攻撃を避けられた送り犬は、身を翻して着地するが、勢いがつきすぎていたのかズザアァァァァ!っと滑っていき、再び5メートル程の間合いで止まった。

それからは織江は一切反撃できず、避けるだけしか、できなくなっていた。送り犬の攻撃は先程と違い、鋭い爪による直線的で単調な攻撃に、なっていたが、変化前より倍近いスピードで襲ってくる相手に気配や足音だけでは対処しきれなくなってきた。

もし下手に刀で防ごうものなら細身の仕込み刀はあっさりとへし折られ、織江の身体はズタズタに引き裂かれていたかもしれない。

無意識に沸き起こる恐怖心を、織江はなんとか抑え込みながら反撃のチャンスを伺っていた。が、避けて反撃しようにも、刀の届く範囲からすぐに離れてしまう。

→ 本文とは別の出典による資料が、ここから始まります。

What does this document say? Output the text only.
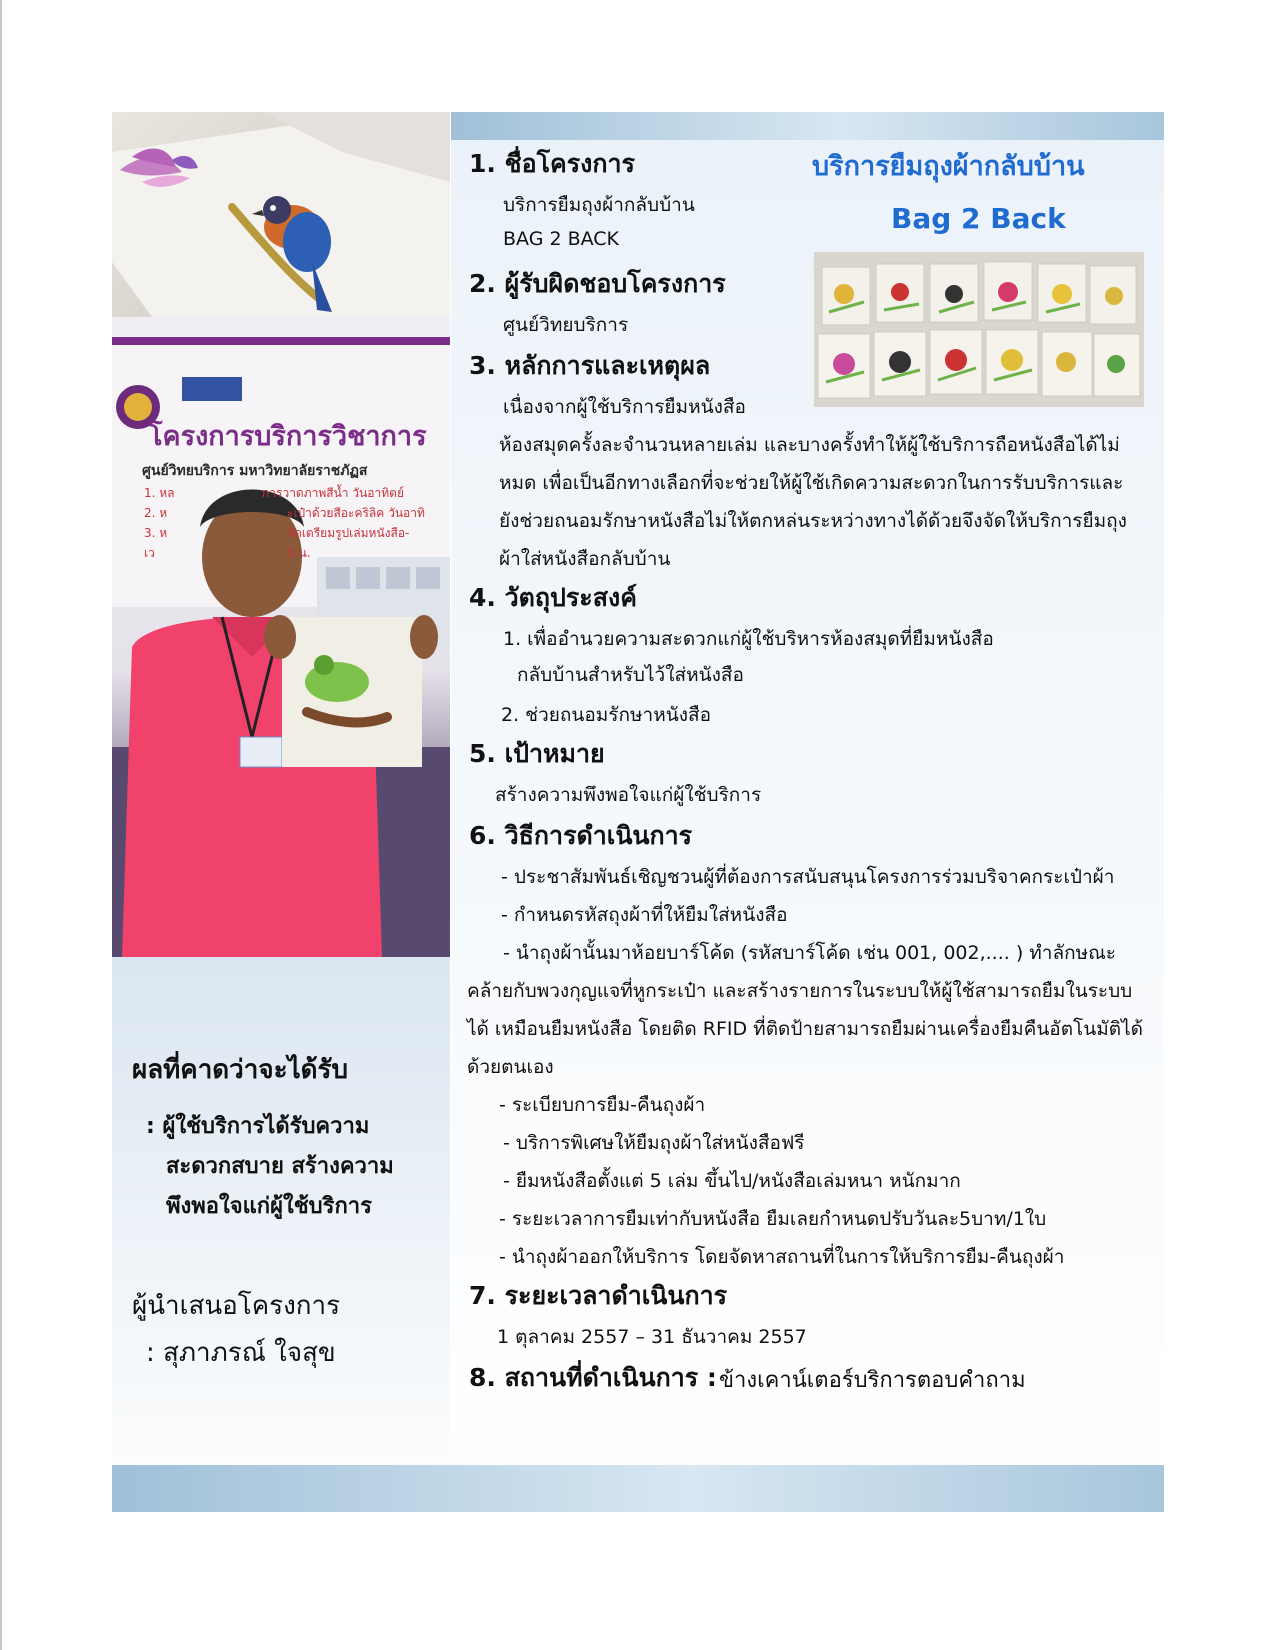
โครงการบริการวิชาการ
ศูนย์วิทยบริการ มหาวิทยาลัยราชภัฏส
1. หล	การวาดภาพสีน้ำ วันอาทิตย์
2. ห	ะเป๋าด้วยสีอะคริลิค วันอาทิ
3. ห	จัดเตรียมรูปเล่มหนังสือ-
เว	0 น.
ผลที่คาดว่าจะได้รับ
: ผู้ใช้บริการได้รับความ
สะดวกสบาย สร้างความ
พึงพอใจแก่ผู้ใช้บริการ
ผู้นำเสนอโครงการ
: สุภาภรณ์ ใจสุข
บริการยืมถุงผ้ากลับบ้าน
Bag 2 Back
1. ชื่อโครงการ
บริการยืมถุงผ้ากลับบ้าน
BAG 2 BACK
2. ผู้รับผิดชอบโครงการ
ศูนย์วิทยบริการ
3. หลักการและเหตุผล
เนื่องจากผู้ใช้บริการยืมหนังสือ
ห้องสมุดครั้งละจำนวนหลายเล่ม และบางครั้งทำให้ผู้ใช้บริการถือหนังสือได้ไม่
หมด เพื่อเป็นอีกทางเลือกที่จะช่วยให้ผู้ใช้เกิดความสะดวกในการรับบริการและ
ยังช่วยถนอมรักษาหนังสือไม่ให้ตกหล่นระหว่างทางได้ด้วยจึงจัดให้บริการยืมถุง
ผ้าใส่หนังสือกลับบ้าน
4. วัตถุประสงค์
1. เพื่ออำนวยความสะดวกแก่ผู้ใช้บริหารห้องสมุดที่ยืมหนังสือ
กลับบ้านสำหรับไว้ใส่หนังสือ
2. ช่วยถนอมรักษาหนังสือ
5. เป้าหมาย
สร้างความพึงพอใจแก่ผู้ใช้บริการ
6. วิธีการดำเนินการ
- ประชาสัมพันธ์เชิญชวนผู้ที่ต้องการสนับสนุนโครงการร่วมบริจาคกระเป๋าผ้า
- กำหนดรหัสถุงผ้าที่ให้ยืมใส่หนังสือ
- นำถุงผ้านั้นมาห้อยบาร์โค้ด (รหัสบาร์โค้ด เช่น 001, 002,.... ) ทำลักษณะ
คล้ายกับพวงกุญแจที่หูกระเป๋า และสร้างรายการในระบบให้ผู้ใช้สามารถยืมในระบบ
ได้ เหมือนยืมหนังสือ โดยติด RFID ที่ติดป้ายสามารถยืมผ่านเครื่องยืมคืนอัตโนมัติได้
ด้วยตนเอง
- ระเบียบการยืม-คืนถุงผ้า
- บริการพิเศษให้ยืมถุงผ้าใส่หนังสือฟรี
- ยืมหนังสือตั้งแต่ 5 เล่ม ขึ้นไป/หนังสือเล่มหนา หนักมาก
- ระยะเวลาการยืมเท่ากับหนังสือ ยืมเลยกำหนดปรับวันละ5บาท/1ใบ
- นำถุงผ้าออกให้บริการ โดยจัดหาสถานที่ในการให้บริการยืม-คืนถุงผ้า
7. ระยะเวลาดำเนินการ
1 ตุลาคม 2557 – 31 ธันวาคม 2557
8. สถานที่ดำเนินการ : ข้างเคาน์เตอร์บริการตอบคำถาม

何度か送り犬の攻撃から避けている間に、織江は京二の近くまで来ていることに気が付いた。目の端に映った京二に一瞬気を取られたその時、

「しまっ…!」

織江は石畳に足をとられ体勢をわずかに崩してしまう。

『もらった!』

その一瞬の隙を送り犬は逃すはずもなく、織江目掛けて飛び掛かっていく。

「織江さん!」

同時に、京二も織江に向かって駆け出していく。そして、わずかに京二の方が早く織江に飛び付き、織江を抱えたまま送り犬の攻撃をかわして地面を転がっていった。

お読みいただきありがとうございます。

仕事後の執筆となってしまい不定期連載となってしまいますが、ご了承ください。